The ability to impede/reduce complication of the damaged heart presents a major challenge in the treatment of cardiovascular diseases. Complications include heart failure, which has a high mortality even with current treatments. The use of a new drug to stimulate protection of the heart during an ongoing myocardial infarct and long term changes leading to heart failure would be very relevant to the clinical setting, to help patients suffering from diverse heart problems.
Heart failure (HF) is a condition that develops after the heart becomes damaged or weakened. HF occurs when the pumping action of the heart is not strong enough to move blood around, especially during increased activity or under stress. In addition, the heart muscle may not relax properly to accommodate the flow of blood back from the lungs to the heart. These abnormalities in heart function can cause fluid to back up in lungs and in other parts of body.

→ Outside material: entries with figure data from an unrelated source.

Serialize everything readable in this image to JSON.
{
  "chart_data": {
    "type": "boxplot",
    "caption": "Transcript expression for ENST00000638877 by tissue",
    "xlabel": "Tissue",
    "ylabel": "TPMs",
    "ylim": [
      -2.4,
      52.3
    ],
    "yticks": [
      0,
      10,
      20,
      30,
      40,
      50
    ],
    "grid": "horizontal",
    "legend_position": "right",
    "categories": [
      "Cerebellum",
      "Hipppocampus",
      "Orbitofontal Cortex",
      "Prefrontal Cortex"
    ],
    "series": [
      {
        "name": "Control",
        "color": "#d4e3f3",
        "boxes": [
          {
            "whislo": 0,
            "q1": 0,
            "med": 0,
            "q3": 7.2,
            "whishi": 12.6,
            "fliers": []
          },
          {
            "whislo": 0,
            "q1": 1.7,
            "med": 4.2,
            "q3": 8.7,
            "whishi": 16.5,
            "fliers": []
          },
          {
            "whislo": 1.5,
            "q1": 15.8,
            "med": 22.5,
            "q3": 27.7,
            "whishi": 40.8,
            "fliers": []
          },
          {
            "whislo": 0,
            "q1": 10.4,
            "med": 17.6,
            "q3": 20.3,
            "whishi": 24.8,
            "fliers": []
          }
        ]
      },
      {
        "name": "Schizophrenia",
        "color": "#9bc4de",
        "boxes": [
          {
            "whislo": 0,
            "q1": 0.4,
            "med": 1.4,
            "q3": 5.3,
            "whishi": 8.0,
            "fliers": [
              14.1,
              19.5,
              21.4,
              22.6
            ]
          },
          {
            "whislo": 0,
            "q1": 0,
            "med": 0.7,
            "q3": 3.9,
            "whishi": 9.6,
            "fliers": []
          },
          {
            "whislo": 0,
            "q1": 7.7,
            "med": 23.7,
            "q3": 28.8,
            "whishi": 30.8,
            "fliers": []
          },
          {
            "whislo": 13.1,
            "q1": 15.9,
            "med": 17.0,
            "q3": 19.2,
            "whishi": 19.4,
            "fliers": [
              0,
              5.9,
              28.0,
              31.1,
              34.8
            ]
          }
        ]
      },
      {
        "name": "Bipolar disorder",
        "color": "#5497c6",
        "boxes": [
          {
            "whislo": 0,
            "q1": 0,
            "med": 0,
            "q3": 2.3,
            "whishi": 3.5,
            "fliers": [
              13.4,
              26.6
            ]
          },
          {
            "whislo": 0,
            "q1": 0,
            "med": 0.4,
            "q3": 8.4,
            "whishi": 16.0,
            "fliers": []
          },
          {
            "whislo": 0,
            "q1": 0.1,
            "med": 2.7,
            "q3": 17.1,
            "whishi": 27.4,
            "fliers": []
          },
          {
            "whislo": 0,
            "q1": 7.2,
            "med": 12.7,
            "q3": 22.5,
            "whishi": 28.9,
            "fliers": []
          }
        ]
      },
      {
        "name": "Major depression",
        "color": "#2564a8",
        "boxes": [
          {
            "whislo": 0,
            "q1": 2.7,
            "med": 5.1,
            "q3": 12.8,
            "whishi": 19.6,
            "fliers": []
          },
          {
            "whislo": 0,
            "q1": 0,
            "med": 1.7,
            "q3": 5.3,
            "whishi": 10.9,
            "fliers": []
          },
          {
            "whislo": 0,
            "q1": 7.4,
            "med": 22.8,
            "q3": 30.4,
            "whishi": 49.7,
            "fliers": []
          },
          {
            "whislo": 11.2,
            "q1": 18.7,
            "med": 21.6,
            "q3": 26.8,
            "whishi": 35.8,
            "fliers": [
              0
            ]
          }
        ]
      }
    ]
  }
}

Fibroproliferative disorders are a/the leading cause of morbidity and mortality worldwide. A large group of interstitial lung diseases (ILD) can cause progressive scarring of lung tissues, affecting the ability to breathe. Idiopathic Pulmonary Fibrosis (IPF) is one of the major forms of ILD and is characterized by a progressive decline in lung function. Although the pathogenesis of IPF is incompletely understood, work from our group and others suggest that transforming growth factor beta 1 (TGF-?1) is involved in the fibrogenic process.